L'Inde, avec quatre spectacles, est le pays le plus représenté. Le premier extrait proposé – le plus long du DVD, avec sa quasi demi-heure – nous permet la rencontre de Rajan et Sajan Misra, initiés par leur père et leur oncle au chant khyal. Ce chant traditionnel de l'Inde du Nord, un des genres principaux de la musique classique indienne, est né dans les cours mogholes du XVIIIe siècle de la rencontre des musiques persane et soufie avec la tradition religieuse hindoue. Accompagnés de tablas à la rythmique extrêmement complexe (ruptures métriques, accord du swarmandal en fonction du raga du jour, etc.), les deux frères de Bénarès, à partir de deux ou trois vers donnés, se lancent dans un chant improvisé, imaginatif autant qu'inspiré. Pouvant autrefois approcher les cinq heures, leurs concerts se sont à présent adaptés au rythme moderne urbain.
Autre famille, autre instrument : Shivkumar Sharma (cinquante ans de carrière) et son fils Rahul jouent du santour. Avec ses cordes frappées par un petit maillet de bois – dont on retrouve des équivalents à travers le monde –, le santour a eu du mal à s'imposer sur la scène de la musique classique. Le père de Shivkumar, qui a détourné son enfant du chant et du tabla, et le musicien lui-même qui a travaillé sur l'effet legato d'un instrument connu pour un son staccato ont contribué en premier lieu à sa reconnaissance. La musique est répétitive, mais évite l'agacement grâce à sa légèreté.
Hariprasad Chaurasia, lui aussi, s'est vu déconseillé le chant au profit de la flûte bansuri, au son proche des cordes vocales. Fait rare en Inde, l'artiste ne vient pas d'une famille de musiciens, si bien qu'il se souvient avoir commencé par fredonner dans sa flûte en bambou avant d'en maîtriser le jeu, pour finalement apprendre tardivement la musique. Quant à elle, Girija Devi n'a pas attendu : elle a commencé le chant à cinq ans, à une époque où le chant khyal avait peu d'interprètes féminines. À 74 ans, cette perfectionniste qui aime se critiquer et s'améliorer grâce à la vidéo, se sent une éternelle étudiante.

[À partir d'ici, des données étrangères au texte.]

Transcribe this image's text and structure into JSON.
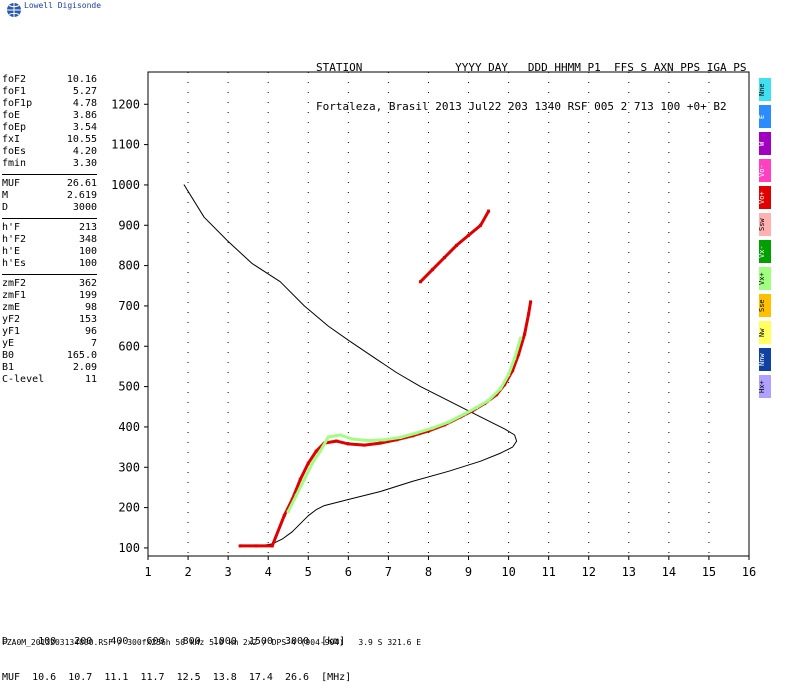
{
  "brand": {
    "name": "Lowell Digisonde"
  },
  "header": {
    "line1": "STATION              YYYY DAY   DDD HHMM P1  FFS S AXN PPS IGA PS",
    "line2": "Fortaleza, Brasil 2013 Jul22 203 1340 RSF 005 2 713 100 +0+ B2"
  },
  "params": {
    "group1": [
      {
        "k": "foF2",
        "v": "10.16"
      },
      {
        "k": "foF1",
        "v": "5.27"
      },
      {
        "k": "foF1p",
        "v": "4.78"
      },
      {
        "k": "foE",
        "v": "3.86"
      },
      {
        "k": "foEp",
        "v": "3.54"
      },
      {
        "k": "fxI",
        "v": "10.55"
      },
      {
        "k": "foEs",
        "v": "4.20"
      },
      {
        "k": "fmin",
        "v": "3.30"
      }
    ],
    "group2": [
      {
        "k": "MUF",
        "v": "26.61"
      },
      {
        "k": "M",
        "v": "2.619"
      },
      {
        "k": "D",
        "v": "3000"
      }
    ],
    "group3": [
      {
        "k": "h'F",
        "v": "213"
      },
      {
        "k": "h'F2",
        "v": "348"
      },
      {
        "k": "h'E",
        "v": "100"
      },
      {
        "k": "h'Es",
        "v": "100"
      }
    ],
    "group4": [
      {
        "k": "zmF2",
        "v": "362"
      },
      {
        "k": "zmF1",
        "v": "199"
      },
      {
        "k": "zmE",
        "v": "98"
      },
      {
        "k": "yF2",
        "v": "153"
      },
      {
        "k": "yF1",
        "v": "96"
      },
      {
        "k": "yE",
        "v": "7"
      },
      {
        "k": "B0",
        "v": "165.0"
      },
      {
        "k": "B1",
        "v": "2.09"
      },
      {
        "k": "C-level",
        "v": "11"
      }
    ]
  },
  "muf_table": {
    "row1": "D     100   200   400   600   800  1000  1500  3000  [km]",
    "row2": "MUF  10.6  10.7  11.1  11.7  12.5  13.8  17.4  26.6  [MHz]"
  },
  "footer": {
    "text": "FZA0M_2013203134000.RSF / 300fx256h 50 kHz 5.0 km 2x2 / DPS-4 (904-904)   3.9 S 321.6 E"
  },
  "legend": [
    {
      "label": "Nne",
      "color": "#40e0f0"
    },
    {
      "label": "E",
      "color": "#2b8cff"
    },
    {
      "label": "W",
      "color": "#a000c0"
    },
    {
      "label": "Vo-",
      "color": "#ff40c0"
    },
    {
      "label": "Vo+",
      "color": "#e00000"
    },
    {
      "label": "Ssw",
      "color": "#ffb0b0"
    },
    {
      "label": "Vx-",
      "color": "#00a000"
    },
    {
      "label": "Vx+",
      "color": "#a0ff80"
    },
    {
      "label": "Sse",
      "color": "#ffc000"
    },
    {
      "label": "Nw",
      "color": "#ffff60"
    },
    {
      "label": "Nnw",
      "color": "#1040a0"
    },
    {
      "label": "Hx+",
      "color": "#b0a0ff"
    }
  ],
  "chart_data": {
    "type": "scatter",
    "xlim": [
      1,
      16
    ],
    "ylim": [
      80,
      1280
    ],
    "x_ticks": [
      1,
      2,
      3,
      4,
      5,
      6,
      7,
      8,
      9,
      10,
      11,
      12,
      13,
      14,
      15,
      16
    ],
    "y_ticks": [
      100,
      200,
      300,
      400,
      500,
      600,
      700,
      800,
      900,
      1000,
      1100,
      1200
    ],
    "grid": "dotted vertical",
    "series": [
      {
        "color": "#000000",
        "style": "line",
        "points": [
          [
            1.9,
            1000
          ],
          [
            2.4,
            920
          ],
          [
            3.0,
            860
          ],
          [
            3.6,
            805
          ],
          [
            4.3,
            760
          ],
          [
            4.9,
            700
          ],
          [
            5.5,
            650
          ],
          [
            6.0,
            615
          ],
          [
            6.6,
            575
          ],
          [
            7.2,
            535
          ],
          [
            7.8,
            500
          ],
          [
            8.4,
            470
          ],
          [
            8.9,
            445
          ],
          [
            9.3,
            425
          ],
          [
            9.6,
            410
          ],
          [
            9.9,
            395
          ],
          [
            10.15,
            380
          ],
          [
            10.2,
            365
          ],
          [
            10.1,
            350
          ],
          [
            9.8,
            335
          ],
          [
            9.3,
            315
          ],
          [
            8.5,
            290
          ],
          [
            7.6,
            265
          ],
          [
            6.8,
            240
          ],
          [
            6.0,
            220
          ],
          [
            5.4,
            205
          ],
          [
            5.2,
            195
          ],
          [
            5.0,
            180
          ],
          [
            4.8,
            160
          ],
          [
            4.6,
            140
          ],
          [
            4.35,
            122
          ],
          [
            4.1,
            110
          ],
          [
            3.8,
            105
          ],
          [
            3.3,
            105
          ]
        ]
      },
      {
        "color": "#e00000",
        "style": "trace",
        "points": [
          [
            3.3,
            105
          ],
          [
            3.7,
            105
          ],
          [
            4.1,
            105
          ],
          [
            4.4,
            180
          ],
          [
            4.6,
            220
          ],
          [
            4.8,
            270
          ],
          [
            5.0,
            310
          ],
          [
            5.2,
            340
          ],
          [
            5.4,
            360
          ],
          [
            5.7,
            365
          ],
          [
            6.0,
            358
          ],
          [
            6.4,
            355
          ],
          [
            6.8,
            360
          ],
          [
            7.2,
            368
          ],
          [
            7.6,
            378
          ],
          [
            8.0,
            390
          ],
          [
            8.4,
            405
          ],
          [
            8.8,
            425
          ],
          [
            9.1,
            440
          ],
          [
            9.4,
            458
          ],
          [
            9.7,
            480
          ],
          [
            9.9,
            505
          ],
          [
            10.1,
            540
          ],
          [
            10.25,
            580
          ],
          [
            10.4,
            630
          ],
          [
            10.5,
            680
          ],
          [
            10.55,
            710
          ]
        ]
      },
      {
        "color": "#a0ff80",
        "style": "trace",
        "points": [
          [
            4.5,
            190
          ],
          [
            4.7,
            230
          ],
          [
            4.9,
            270
          ],
          [
            5.1,
            310
          ],
          [
            5.3,
            340
          ],
          [
            5.5,
            375
          ],
          [
            5.8,
            380
          ],
          [
            6.1,
            370
          ],
          [
            6.5,
            366
          ],
          [
            6.9,
            368
          ],
          [
            7.3,
            374
          ],
          [
            7.7,
            385
          ],
          [
            8.1,
            397
          ],
          [
            8.5,
            412
          ],
          [
            8.9,
            432
          ],
          [
            9.2,
            448
          ],
          [
            9.5,
            466
          ],
          [
            9.8,
            495
          ],
          [
            10.0,
            530
          ],
          [
            10.15,
            570
          ],
          [
            10.3,
            620
          ]
        ]
      },
      {
        "color": "#e00000",
        "style": "trace",
        "points": [
          [
            7.8,
            760
          ],
          [
            8.1,
            790
          ],
          [
            8.4,
            820
          ],
          [
            8.7,
            850
          ],
          [
            9.0,
            875
          ],
          [
            9.3,
            900
          ],
          [
            9.5,
            935
          ]
        ]
      }
    ]
  }
}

Nous avons évoqué le soufisme, cette doctrine ésotérique de l'Islam, en rapport avec le Coran et les paroles du Prophète. Autodidacte, très tôt en contact avec les textes anciens grâce à son père iman, Sheikh Yasin al-Tuhâmi a conquis toute la Haute-Egypte, avec les formes longtemps considérées comme archaïques du hadra et du dhikr soufi. Autre mûnshid (chanteur religieux), Sheikh Habboush vit à Alep en Syrie, avec l'ensemble Al-Kindî qui l'accompagne ; il est un des rares chefs de confrérie soufie à avoir pu développer sa vocation lyrique plus que sa vocation théologique.
D'autres belles rencontres musicales et humaines complètent ce programme : Okna Tsahan Tzam nous fait découvrir le Djangar, une grande épopée kalmouke très ancienne qu'il module de son chant diaphonique ; Uljan Baïbusynova parle de la liberté des femmes et de leur place dans la transmission de tradition ; et Rahim Khushnawaz de la centaine de colombes qu'il a abandonné chez lui, après l'avènement des Talibans. Dommage que la sérénité qui se dégage de ces moments soit gâchée par une navigation des plus retorses.